SENİN AZ EŞYAN VARMIŞ.

‘’ Kardeeş ! Senin eşyan azmış. Benim eşyam, bavullarım çok. Fazla ücret istiyorlar. Bir bavulumu alırsan hayır işlemiş olursun.’’

Neredeyim ?

Ferit Melen Havalimanı burası.

Ne yapıyorum orada ?

Elimde küçük bir evrak çantası var yalnızca. Beni İstanbul’a götürecek uçağı bekliyorum. Bir günlük iş gezisi olduğundan eşyam son derece az, basit.

Yavşak yavşak konuşan adam, aynı yalvarıcı sözleri benden önce memur tipli bir adama da söyledi.
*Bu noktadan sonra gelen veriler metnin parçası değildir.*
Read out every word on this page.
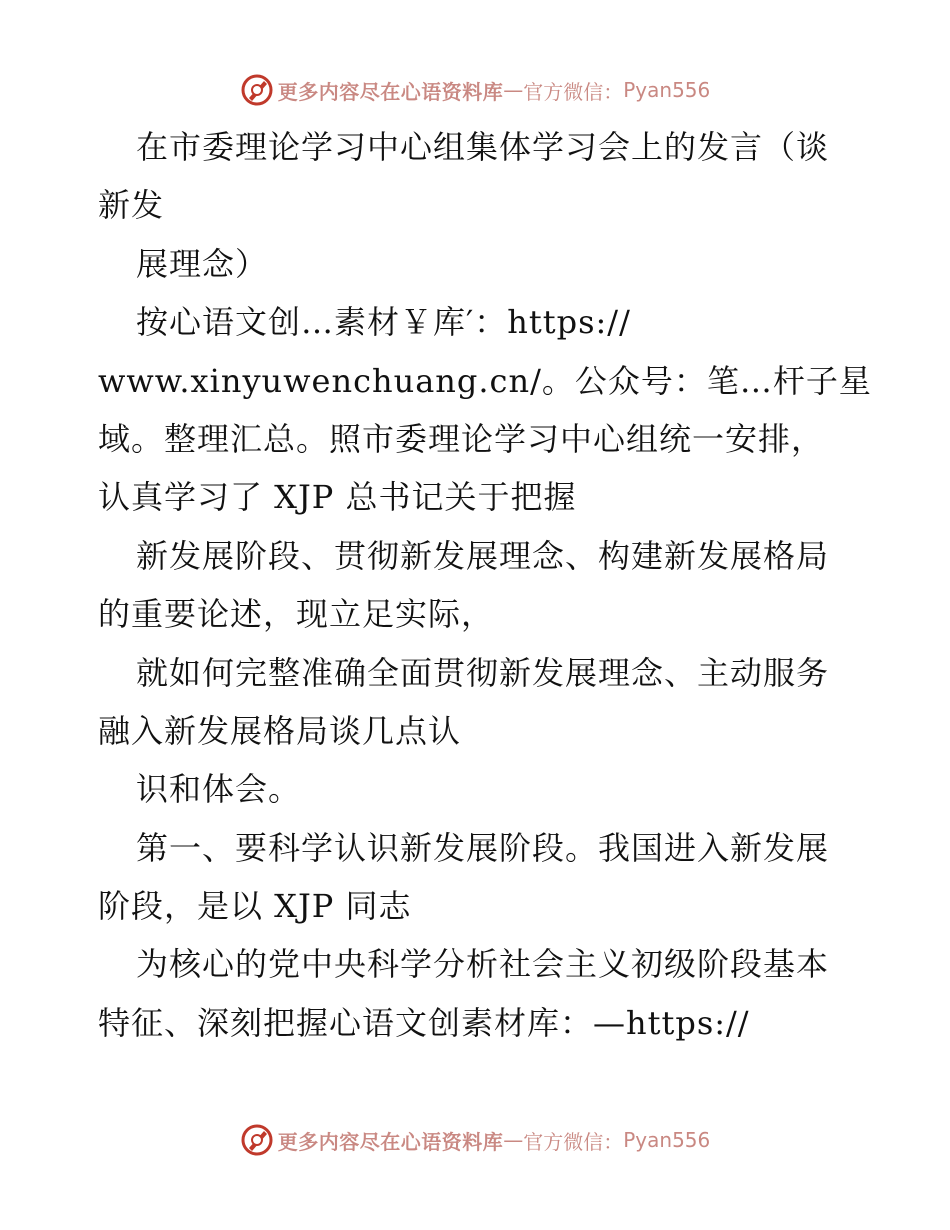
更多内容尽在心语资料库 — 官方微信： Pyan556
在市委理论学习中心组集体学习会上的发言（谈
新发
展理念）
按心语文创…素材￥库′：https://
www.xinyuwenchuang.cn/。公众号：笔…杆子星
域。整理汇总。照市委理论学习中心组统一安排，
认真学习了 XJP 总书记关于把握
新发展阶段、贯彻新发展理念、构建新发展格局
的重要论述，现立足实际，
就如何完整准确全面贯彻新发展理念、主动服务
融入新发展格局谈几点认
识和体会。
第一、要科学认识新发展阶段。我国进入新发展
阶段，是以 XJP 同志
为核心的党中央科学分析社会主义初级阶段基本
特征、深刻把握心语文创素材库：—https://
更多内容尽在心语资料库 — 官方微信： Pyan556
O kabul etti. Anlaşılan, adam, evini taşıyor İstanbul’a.

Nasıl bir adam bu ? Şık mı şık. Pahalı kumaştan, iyi bir terzi elinden çıktığı belli takım giysili. Ürkütücü bir görünüşü var. İri bir baş. Tepede saç kalmamış. Gerdanı kat kat. İri gözleri insanda korku yaratıyor. Sürmeli gibi. Ya göbeği! Kapıdan önce göbek giriyor, sonra kendisi.

Eşyalarını dağıtma telaşında.

Hava sıcak değil, ama adam terliyor.

Huyum kurusun! Yüzüm yumuşak. Herkese yardım etmek isterim. Hele zor durumda olduğunu duyumsadığım kimselere hiç dayanamam.

Fakat, burada sanki bir kurgu var. Bir oyun, senaryo var gibi.

1980 sonrasının gergin günleri…Asya coğrafyasının çok sayıda –istan’ı var. Oralarda üretilen uyuşturucu maddeler sel gibi batıya, Avrupa’ya, ABD’ye aktarılıyor. Üretim alanları Asya; tüketilen yerler Avrupa ve Yeni Dünya…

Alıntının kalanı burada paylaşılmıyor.